Ricordi familiari che non tacciono sugli affetti ma continuano a interrogarsi (la lingua batte dove il dente duole) sul come sia potuto accadere. La prima sbronza di sidro a cinque anni e il nonno nazista e cacciatore costretto a darsi alla pesca perché dopo la guerra non può più tenere armi. Gli insegnanti dei padri come “cattivi maestri” del nazionalismo. I volti delle persone semplici che veicolano grandi storie e altrettanto grandi rancori, come quello del contadino slovacco Jozef Parigal che riassume l’avversione per i cechi, cittadini e arroganti, con un detto: Cecha do mecha, a mech doDunaja, il ceco nel sacco e il sacco nel Danubio. La fascinazione dei confini, la voglia di oltrepassarli. Le congetture su una foto, su un crimine, su una fossa comune. L’indignazione per gli austriaci – per i socialdemocratici austriaci, figurarsi la destra – che per quieto vivere, per non riportare alla luce ricordi sgradevoli, rifiutano di mettere una targa nel luogo dove i rom sono stati sterminati e, i superstiti, deportati nei lager. 

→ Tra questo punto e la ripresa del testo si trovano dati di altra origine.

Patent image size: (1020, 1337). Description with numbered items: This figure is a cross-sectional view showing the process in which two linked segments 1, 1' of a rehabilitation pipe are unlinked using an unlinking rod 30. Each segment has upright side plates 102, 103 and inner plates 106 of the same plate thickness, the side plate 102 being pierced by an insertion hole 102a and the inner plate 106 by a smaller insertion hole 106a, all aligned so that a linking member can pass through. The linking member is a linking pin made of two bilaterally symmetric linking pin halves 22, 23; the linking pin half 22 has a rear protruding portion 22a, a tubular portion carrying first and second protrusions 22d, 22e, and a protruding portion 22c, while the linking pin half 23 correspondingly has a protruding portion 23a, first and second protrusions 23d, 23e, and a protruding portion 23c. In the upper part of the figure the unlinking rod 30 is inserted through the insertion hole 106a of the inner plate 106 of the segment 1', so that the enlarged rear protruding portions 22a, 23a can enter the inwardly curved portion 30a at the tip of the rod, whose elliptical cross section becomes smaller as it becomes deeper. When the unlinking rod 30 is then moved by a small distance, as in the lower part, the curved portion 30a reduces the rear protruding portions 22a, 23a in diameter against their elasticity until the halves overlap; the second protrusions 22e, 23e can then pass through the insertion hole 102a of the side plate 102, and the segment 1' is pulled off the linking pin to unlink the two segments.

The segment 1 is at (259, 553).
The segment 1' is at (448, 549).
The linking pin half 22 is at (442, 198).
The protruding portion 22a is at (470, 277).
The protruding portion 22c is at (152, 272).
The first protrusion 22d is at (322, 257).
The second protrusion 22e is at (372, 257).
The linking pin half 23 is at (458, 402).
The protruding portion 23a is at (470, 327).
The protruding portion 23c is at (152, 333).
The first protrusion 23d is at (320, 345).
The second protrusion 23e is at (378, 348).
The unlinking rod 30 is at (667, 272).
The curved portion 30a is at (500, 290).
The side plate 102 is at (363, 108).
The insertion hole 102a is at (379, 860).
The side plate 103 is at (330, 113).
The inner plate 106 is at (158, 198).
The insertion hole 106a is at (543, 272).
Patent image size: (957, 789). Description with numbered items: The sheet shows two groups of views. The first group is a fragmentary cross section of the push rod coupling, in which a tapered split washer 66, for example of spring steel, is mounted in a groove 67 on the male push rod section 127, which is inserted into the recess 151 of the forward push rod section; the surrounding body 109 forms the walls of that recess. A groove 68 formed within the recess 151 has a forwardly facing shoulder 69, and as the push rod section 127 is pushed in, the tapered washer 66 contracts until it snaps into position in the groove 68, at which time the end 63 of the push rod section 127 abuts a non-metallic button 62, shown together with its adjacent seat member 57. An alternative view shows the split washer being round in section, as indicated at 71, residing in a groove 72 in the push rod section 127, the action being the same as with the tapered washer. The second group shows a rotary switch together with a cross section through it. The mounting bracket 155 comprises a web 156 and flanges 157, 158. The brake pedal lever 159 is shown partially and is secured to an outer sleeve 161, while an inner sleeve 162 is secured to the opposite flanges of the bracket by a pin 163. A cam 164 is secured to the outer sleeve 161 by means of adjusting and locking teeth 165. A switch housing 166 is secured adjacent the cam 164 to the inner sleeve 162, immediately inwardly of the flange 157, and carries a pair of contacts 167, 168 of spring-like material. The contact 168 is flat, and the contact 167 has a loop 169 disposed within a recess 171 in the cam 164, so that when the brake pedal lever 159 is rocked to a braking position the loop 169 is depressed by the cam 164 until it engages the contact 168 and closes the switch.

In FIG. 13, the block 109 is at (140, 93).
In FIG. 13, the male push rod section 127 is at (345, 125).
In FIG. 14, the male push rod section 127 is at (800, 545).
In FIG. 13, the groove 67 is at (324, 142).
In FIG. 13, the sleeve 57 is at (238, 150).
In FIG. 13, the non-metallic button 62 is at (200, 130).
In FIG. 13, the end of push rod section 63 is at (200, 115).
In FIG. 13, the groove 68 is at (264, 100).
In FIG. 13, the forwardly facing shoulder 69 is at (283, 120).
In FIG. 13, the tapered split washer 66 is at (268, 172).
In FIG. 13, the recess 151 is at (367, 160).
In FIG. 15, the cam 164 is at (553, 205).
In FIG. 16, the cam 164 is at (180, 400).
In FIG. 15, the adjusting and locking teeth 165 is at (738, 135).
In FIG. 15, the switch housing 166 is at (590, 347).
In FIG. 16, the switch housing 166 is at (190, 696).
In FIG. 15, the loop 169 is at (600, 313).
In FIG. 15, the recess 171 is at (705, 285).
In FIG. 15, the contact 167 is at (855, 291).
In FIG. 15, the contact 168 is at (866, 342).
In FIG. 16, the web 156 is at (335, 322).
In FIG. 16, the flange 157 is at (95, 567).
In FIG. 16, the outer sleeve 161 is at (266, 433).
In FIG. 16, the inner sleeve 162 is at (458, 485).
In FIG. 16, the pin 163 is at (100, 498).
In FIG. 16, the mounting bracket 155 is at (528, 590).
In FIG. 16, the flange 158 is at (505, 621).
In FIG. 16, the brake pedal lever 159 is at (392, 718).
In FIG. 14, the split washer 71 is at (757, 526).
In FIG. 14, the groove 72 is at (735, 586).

La difficoltà di creare una memoria comune in una società sempre più frammentata. I bambini che fanno il saluto nazista in una foto del 1932. Gli ebrei costretti dai nazisti a lavare le strade di Vienna nel 1938, tra i vicini di casa e gli spettatori che ridono e si danno di gomito. Gli ucraini rastrellati dai soldati austro-ungarici durante la prima guerra mondiale, e quelli impiccati senza processo né capo d’imputazione. La pornografia nazistoide dei siti online che vendono immagini del tempo di guerra. L’amata Galizia ancora una volta restituita attraverso volti e luoghi, e l’altrettanto amata Polonia (Pollack ribellandosi alla famiglia che lo voleva germanista si è laureato in slavistica e specializzato in polonistica) più sfaccettata di quanto l’attuale narrazione nazionalistica faccia sospettare (tra i nomi di romanzieri almeno uno da recuperare, Andrzej Stasiuk, in Italia lo ha pubblicato Bompiani). E gli scrittori dell’Est perseguitati dai loro governi. 
«Nulla può essere taciuto». C’è in Pollack la stessa mite e inflessibile determinazione, nel rievocare i sommersi, che ho trovato in chi promuove e alimenta le pietre d’inciampo. Le immagini che in questo libro prezioso interroga mi hanno fatto venire in mente un passo del filosofo Giorgio Agamben sul primo dagherrotipo, che aveva per oggetto un uomo intento a farsi lustrare gli stivali. Scrive Agamben che un gesto condensa una vita e chiama gli angeli del Giudizio. Ma, aggiunge,  «vi è un altro aspetto, nelle fotografie che amo, che non vorrei a nessun costo dimenticare. Si tratta di una esigenza: il soggetto ripreso esige da noi qualcosa. Il concetto di esigenza mi sta particolarmente a cuore e non bisogna confonderlo con una necessità fattuale. Anche se la persona fotografata fosse oggi completamente dimenticata, anche se il suo nome fosse cancellato per sempre dalla memoria degli uomini, ebbene malgrado questo – anzi, precisamente per questo – quella persona, quel volto esigono il loro nome, esigono di non essere dimenticate». 

«Nulla può essere taciuto». Martin Pollack è diventato per me un autore necessario, di più, un autore del cuore. Ne riparleremo ancora.